Tonight was orientation. Our bus, full of entrepreneurs, coders, therapists, marketers, translators, and a chess guru (who may also run a basketball workshop while here), pulled up just as the last two busloads of students were leaving. The children rushed to the windows, waiving their hands with hope. Smiling from ear to ear. They know Karam, since this is its third mission to the school. We waived back, humbled. We then received a tour of the classrooms where the work would take place, as well as the new computer lab built by Karam.
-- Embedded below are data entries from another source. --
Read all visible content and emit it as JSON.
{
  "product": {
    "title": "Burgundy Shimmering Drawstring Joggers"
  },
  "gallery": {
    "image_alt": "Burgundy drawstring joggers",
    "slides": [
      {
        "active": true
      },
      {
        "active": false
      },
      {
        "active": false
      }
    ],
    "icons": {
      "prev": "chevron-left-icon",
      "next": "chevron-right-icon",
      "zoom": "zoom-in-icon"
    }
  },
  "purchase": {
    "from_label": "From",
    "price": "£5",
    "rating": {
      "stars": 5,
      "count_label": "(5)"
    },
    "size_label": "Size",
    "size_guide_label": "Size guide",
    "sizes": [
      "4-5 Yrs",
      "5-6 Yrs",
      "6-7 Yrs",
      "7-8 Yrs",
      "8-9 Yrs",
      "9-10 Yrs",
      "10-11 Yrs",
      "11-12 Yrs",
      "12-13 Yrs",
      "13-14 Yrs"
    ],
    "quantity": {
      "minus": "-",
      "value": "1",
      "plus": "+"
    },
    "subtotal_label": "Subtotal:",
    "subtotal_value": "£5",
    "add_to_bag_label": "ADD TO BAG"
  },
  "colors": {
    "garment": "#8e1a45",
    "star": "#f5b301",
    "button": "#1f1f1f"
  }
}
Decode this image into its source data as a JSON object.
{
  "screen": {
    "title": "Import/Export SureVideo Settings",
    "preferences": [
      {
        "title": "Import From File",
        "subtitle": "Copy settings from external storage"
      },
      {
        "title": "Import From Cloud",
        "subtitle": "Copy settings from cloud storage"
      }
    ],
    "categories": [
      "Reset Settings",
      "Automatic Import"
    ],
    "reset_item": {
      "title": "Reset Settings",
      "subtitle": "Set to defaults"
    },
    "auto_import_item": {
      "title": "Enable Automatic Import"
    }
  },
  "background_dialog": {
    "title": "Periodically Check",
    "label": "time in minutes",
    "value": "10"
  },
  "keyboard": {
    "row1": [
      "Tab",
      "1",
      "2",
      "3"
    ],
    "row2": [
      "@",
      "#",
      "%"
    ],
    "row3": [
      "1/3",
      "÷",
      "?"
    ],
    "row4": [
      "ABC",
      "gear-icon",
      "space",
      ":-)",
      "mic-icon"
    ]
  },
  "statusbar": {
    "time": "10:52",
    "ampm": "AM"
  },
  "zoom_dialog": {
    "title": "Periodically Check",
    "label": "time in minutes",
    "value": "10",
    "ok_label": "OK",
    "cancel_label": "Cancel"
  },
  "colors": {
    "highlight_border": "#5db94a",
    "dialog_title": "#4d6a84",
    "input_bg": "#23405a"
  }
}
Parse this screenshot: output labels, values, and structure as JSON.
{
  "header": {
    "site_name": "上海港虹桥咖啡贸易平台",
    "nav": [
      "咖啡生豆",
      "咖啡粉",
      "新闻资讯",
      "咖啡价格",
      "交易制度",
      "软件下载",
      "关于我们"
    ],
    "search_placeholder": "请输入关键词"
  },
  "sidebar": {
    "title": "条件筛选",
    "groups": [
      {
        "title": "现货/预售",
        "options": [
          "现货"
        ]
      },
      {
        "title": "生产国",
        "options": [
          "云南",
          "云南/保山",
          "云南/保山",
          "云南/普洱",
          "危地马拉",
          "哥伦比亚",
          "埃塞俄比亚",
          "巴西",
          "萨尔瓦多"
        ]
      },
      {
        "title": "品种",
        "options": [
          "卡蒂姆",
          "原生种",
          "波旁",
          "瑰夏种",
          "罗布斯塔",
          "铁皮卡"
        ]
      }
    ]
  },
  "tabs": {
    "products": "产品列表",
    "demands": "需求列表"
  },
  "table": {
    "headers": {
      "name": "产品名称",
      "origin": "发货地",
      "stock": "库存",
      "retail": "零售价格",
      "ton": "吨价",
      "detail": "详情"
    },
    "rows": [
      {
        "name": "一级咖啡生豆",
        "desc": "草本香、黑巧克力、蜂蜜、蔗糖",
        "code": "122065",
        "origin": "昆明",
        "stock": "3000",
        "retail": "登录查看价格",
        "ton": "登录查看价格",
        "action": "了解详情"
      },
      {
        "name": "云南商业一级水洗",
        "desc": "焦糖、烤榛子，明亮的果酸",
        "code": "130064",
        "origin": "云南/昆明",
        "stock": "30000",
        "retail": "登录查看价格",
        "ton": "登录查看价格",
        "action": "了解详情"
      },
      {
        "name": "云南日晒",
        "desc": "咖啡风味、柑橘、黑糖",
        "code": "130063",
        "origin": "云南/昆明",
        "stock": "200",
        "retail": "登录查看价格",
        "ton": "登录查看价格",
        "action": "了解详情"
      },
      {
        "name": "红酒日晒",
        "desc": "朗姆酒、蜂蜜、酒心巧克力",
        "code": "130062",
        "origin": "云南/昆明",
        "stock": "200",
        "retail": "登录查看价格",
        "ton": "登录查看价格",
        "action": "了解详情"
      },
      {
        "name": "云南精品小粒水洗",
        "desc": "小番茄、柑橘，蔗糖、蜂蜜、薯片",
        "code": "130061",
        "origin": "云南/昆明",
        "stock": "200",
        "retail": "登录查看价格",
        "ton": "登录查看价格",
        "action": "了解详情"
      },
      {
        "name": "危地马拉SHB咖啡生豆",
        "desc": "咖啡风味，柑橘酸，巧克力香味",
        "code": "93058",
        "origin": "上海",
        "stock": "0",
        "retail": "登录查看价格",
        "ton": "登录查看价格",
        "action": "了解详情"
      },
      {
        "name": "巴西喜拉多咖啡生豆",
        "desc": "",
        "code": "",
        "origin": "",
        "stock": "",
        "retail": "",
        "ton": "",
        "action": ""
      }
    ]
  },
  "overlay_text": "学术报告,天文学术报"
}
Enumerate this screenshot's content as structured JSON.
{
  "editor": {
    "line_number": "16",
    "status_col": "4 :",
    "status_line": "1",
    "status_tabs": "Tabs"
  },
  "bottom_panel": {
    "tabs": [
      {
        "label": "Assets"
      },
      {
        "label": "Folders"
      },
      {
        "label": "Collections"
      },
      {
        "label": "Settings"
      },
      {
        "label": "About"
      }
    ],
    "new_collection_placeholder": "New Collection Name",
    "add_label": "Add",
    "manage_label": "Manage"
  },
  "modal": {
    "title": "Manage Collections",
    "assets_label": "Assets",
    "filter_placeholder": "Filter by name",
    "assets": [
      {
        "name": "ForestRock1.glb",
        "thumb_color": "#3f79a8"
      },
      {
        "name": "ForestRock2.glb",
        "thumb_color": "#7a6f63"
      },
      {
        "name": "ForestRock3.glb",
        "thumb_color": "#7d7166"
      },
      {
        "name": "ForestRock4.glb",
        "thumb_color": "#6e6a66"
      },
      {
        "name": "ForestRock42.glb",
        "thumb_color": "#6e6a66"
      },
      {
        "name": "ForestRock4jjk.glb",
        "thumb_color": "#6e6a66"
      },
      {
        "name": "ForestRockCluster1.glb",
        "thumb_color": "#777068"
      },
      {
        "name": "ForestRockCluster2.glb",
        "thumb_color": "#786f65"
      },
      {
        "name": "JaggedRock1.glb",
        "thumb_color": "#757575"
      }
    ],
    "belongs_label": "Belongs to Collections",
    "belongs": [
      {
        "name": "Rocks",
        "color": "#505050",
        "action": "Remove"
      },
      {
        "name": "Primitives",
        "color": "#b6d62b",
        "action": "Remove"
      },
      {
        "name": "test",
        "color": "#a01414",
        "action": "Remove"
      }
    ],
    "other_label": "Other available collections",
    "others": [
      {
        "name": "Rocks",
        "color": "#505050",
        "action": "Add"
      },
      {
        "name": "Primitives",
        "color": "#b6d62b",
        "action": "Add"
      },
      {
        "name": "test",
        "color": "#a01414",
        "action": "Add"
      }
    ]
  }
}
Hazar had assembled all of the teachers, all of them Syrians, in a common area so they could meet us. They were all dressed in what was surely some of their most impressive attire. The female teachers all wore the veil, and sat segregated from the male teachers. Their conservative nature, however, had no impact on the openness of their interactions with our group. Despite the fact that none of us wore the veil, and some of us are neither Syrian nor Muslim. Indeed, we are a hodgepodge of Christians, Muslims and atheists, of Americans, Syrians, Kurds, Lebanese and British (I happen to be an Iranian-American secular humanist). The Salam school teachers greeted all of us as if we were celebrities and shook our hands with intense gratitude. One of them eagerly pulled me aside to tell me that her daughter, a student at the school, had delayed the purchase of her new coat until our arrival – so that she would be pristine upon meeting us.

It was after the introductions (interrupted only briefly by the call to prayer) that Wassim was asked to sing for us. Wassim ’s training as a singer began when he was five years old. He used to recite verses of the Koran in song. Now, he is overcome with revolutionary songs. Songs of his lost homeland. Songs of Syria’s soil. Songs of those of left behind. His faith that he will return home diminishes by the day, just as his integration into the Turkish society becomes more and more inevitable.

What is very much unknown is the nature of that integration. If he is to continue as a refugee without a university education and without work rights, he is destined to a lifetime of dependency and poverty, able to hope for little more than illegal and exploitative employment conditions. Turkey, his host country, having graciously taken in over a million Syrian refugees, is now making significant changes in its laws to allow for the refugees’ integration into Turkish society. But this is no easy task, and significant international assistance, combined with other nations offering asylum to significant numbers of Syrians, is required to prevent the ghettoization of tomorrow’s Syrians. And never has there been a greater need for effective and efficiently run grass roots organizations like the Karam Foundation, offering training, mentorship, and hope.

That Wassim maintains his hopes amidst these conditions is nothing short of magic.

Over the next few days, I expect to meet many more of his kind. Listen to their stories, and re-tell them to you. So that we can all stand united as one world. As one kind. As one species. So that each of us can play their part to effectuate meaningful, sustainable change in the lives of these children. For each of us has great power to do so, if only our spirit is willing.